The value of the labourers heading abroad meant that the Nyasaland colonial state looked to exert control over there considerable flows. They at best monitored rather controlled migrants, but in reality had little competence even in the former. Recruiting quotas, the numbers of identification certificates being issued and even idea of a South African labour empire, create a veneer of control which fails to capture how migration from Malawi played out on the ground - all population figures up to 1966 were based on estimates, and official statistics of the number of identification certificates issued fail to capture the considerable number of emigrants that left the Protectorate illegally.

 

Whilst migration to South Africa without identification certificates was seen as illegal by the Nyasaland and Rhodesian Governments, migrants were issued temporary permits by South African officials if they registered with them - acting on the interests of South African farmers who were reliant upon cheaper labour crossing over the border.

 

By the 1950s migration patterns had begun to change.

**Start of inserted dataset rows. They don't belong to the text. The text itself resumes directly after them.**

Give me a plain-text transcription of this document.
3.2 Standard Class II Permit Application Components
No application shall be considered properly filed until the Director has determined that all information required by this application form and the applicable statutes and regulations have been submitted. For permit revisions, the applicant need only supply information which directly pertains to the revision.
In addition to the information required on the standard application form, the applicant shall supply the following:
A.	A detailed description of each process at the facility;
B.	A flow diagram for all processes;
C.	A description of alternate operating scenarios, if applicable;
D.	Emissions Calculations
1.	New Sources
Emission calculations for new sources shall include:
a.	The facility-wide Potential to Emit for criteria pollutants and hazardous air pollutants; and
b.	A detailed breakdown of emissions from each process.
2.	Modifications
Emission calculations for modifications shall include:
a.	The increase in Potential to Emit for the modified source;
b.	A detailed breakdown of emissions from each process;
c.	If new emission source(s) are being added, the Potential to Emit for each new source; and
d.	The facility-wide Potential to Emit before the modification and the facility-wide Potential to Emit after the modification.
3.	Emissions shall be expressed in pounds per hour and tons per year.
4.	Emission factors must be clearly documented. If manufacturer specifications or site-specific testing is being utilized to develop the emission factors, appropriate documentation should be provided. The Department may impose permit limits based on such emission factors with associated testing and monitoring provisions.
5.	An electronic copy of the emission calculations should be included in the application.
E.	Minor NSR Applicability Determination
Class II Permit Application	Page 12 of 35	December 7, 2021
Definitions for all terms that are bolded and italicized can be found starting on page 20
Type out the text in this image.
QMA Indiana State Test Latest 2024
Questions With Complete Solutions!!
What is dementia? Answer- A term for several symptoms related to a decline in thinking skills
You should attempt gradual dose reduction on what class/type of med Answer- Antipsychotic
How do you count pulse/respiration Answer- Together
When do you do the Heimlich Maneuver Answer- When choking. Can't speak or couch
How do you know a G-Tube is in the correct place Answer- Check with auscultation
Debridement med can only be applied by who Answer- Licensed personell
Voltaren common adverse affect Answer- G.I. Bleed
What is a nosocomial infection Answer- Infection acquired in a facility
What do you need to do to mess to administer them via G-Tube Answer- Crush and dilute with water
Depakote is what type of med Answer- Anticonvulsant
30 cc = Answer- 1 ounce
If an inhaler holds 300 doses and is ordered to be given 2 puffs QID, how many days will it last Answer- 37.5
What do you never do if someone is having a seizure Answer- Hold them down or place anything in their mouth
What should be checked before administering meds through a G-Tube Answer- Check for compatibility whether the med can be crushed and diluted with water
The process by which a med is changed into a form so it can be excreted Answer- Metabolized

Rather than walk, many men and increasing numbers of women, such as Melrin Mtegha, used the train to travel directly to South Africa. Many were also driven down south - either on specially orgnised bakkies owned by Malawians themselves, or on the back of goods lorries. Increasing numbers of migrants travelling to South Africa with official documents perhaps reflects the increasing attractiveness of using government approved means of migrating. With both Wenela and Mthandizi offering free, quick long-distance mass-transportation by the 1950s this offered an increasingly viable means of migration. These new systems themselves however did not go unexpolited. Numerous migrants used the Rhodeisan Ulere services as a menas  of reaching southern Zimbabwe, before crossing over the border to South Africa. Soloman Mwale's brother used the Wenela services to reach Johannesburg station, before deserting to work independently.

 

The relative lack of documentary evidence about independent migration means the life histories of migrants themselves offer a unique insight - hopefully something this project can address.

 

 

Interview wtith Jimmy Banda Blantyre, 16/08/12.

 

Annual Report of the Labour Department, for the Year ending 31st December 1940, The Government Printer, Zomba, Nyasaland, (1941).

 

Boeder, Malawians Abroad, The History of Emigration from Malawi to its Neighbours, 1890 to the Present, PhD Thesis, (Michigan, 1974).

 

Crush & Jeeves (eds.), White Farms, Black Labour: The State and Agrarian Change in South Africa, 1910-1950, (Oxford, 1997).

 

Pirie, ‘Railways and Labour Migration to the Rand Mines: Constraints and Significance’, Journal of Southern African Studies, (1993).